Team Penske, despite tough defeats for Logano and Keselowski appeared to be the best team during the season’s second half. Moving Ryan Blaney up to full-time competition with the Wood Brothers adds a de facto third effort that could help them resource-wise in battles against organizations twice their size.
Then there’s Kyle Larson, a sophomore slump nearly defeated with a surprise season-ending win. Larson himself tweeted the No. 42 car, fastest on-track before that final caution would have been in Victory Lane if not for the controversial debris call. Larson, the Homestead XFINITY Series winner, showed improvement over the season’s final two months and may have saved crew chief Chris Heroy’s job. He’ll spar with rookie Chase Elliott as youngsters look to replace Gordon on NASCAR’s superstar hierarchy.

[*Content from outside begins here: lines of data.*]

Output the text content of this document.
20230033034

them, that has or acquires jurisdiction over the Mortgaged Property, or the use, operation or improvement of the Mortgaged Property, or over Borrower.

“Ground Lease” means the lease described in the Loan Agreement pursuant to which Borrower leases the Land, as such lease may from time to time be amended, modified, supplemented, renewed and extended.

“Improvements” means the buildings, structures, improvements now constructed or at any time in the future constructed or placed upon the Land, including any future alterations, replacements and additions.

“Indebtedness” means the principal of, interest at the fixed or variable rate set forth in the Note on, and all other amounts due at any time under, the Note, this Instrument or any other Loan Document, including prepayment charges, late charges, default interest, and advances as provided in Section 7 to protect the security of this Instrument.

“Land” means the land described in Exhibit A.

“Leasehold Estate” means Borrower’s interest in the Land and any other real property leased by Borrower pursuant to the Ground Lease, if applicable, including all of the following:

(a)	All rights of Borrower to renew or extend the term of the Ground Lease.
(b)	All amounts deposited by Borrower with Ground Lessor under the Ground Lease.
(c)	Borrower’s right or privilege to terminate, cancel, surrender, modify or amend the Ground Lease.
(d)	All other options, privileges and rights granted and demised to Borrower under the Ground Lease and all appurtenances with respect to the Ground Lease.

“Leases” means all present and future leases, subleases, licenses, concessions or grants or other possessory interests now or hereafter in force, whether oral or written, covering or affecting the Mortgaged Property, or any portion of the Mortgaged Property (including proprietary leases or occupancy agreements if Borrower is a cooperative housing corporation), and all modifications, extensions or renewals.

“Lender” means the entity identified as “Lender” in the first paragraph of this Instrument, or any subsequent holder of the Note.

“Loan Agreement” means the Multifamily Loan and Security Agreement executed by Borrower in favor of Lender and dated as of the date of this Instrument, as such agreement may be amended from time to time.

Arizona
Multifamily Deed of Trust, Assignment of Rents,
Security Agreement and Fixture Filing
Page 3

Other finales Sunday included Clint Bowyer and David Ragan wrapping up full-time operations for Michael Waltrip Racing. It was a touch ironic that Bowyer, whose intentional spin at Richmond two years ago started the downfall of this team wrecked on his own midrace at Homestead to finish dead last. “Appreciate the hard work and effort all these years,” he said afterwards. “But unfortunately, it’s over.” Michael Waltrip may run February’s Daytona 500 with the program before selling the building and auctioning off equipment by April 2016… Without the pomp and circumstance of Gordon another racing champion may have wrapped up his NASCAR career. Sam Hornish, Jr. hit the wall early driving for the No. 9 Richard Petty Motorsports Ford and was never a factor, running 25th. The former Indy 500 and IndyCar Series champ has now failed twice at transferring his skills into Cup. Hornish ran all 36 races this season without a top-five finish and finds himself unemployed for 2016… The driver who won the most races captured none of the championships across NASCAR’s top three series this year. Joey Logano won six times on the Cup tour but didn’t even make the Final Four after the infamous contact with Matt Kenseth at Martinsville. Over in the XFINITY division several Cup drivers won far more than series regulars making Chris Buescher’s championship somewhat of an afterthought. And in Trucks, Matt Crafton won a career-high six times only to stumble through too many DNFs in handing the title to 19-year-old Erik Jones… Brett Moffitt was named Sprint Cup’s Rookie of the Year over Matt DiBenedetto. Moffitt earned one top-10 finish on the year.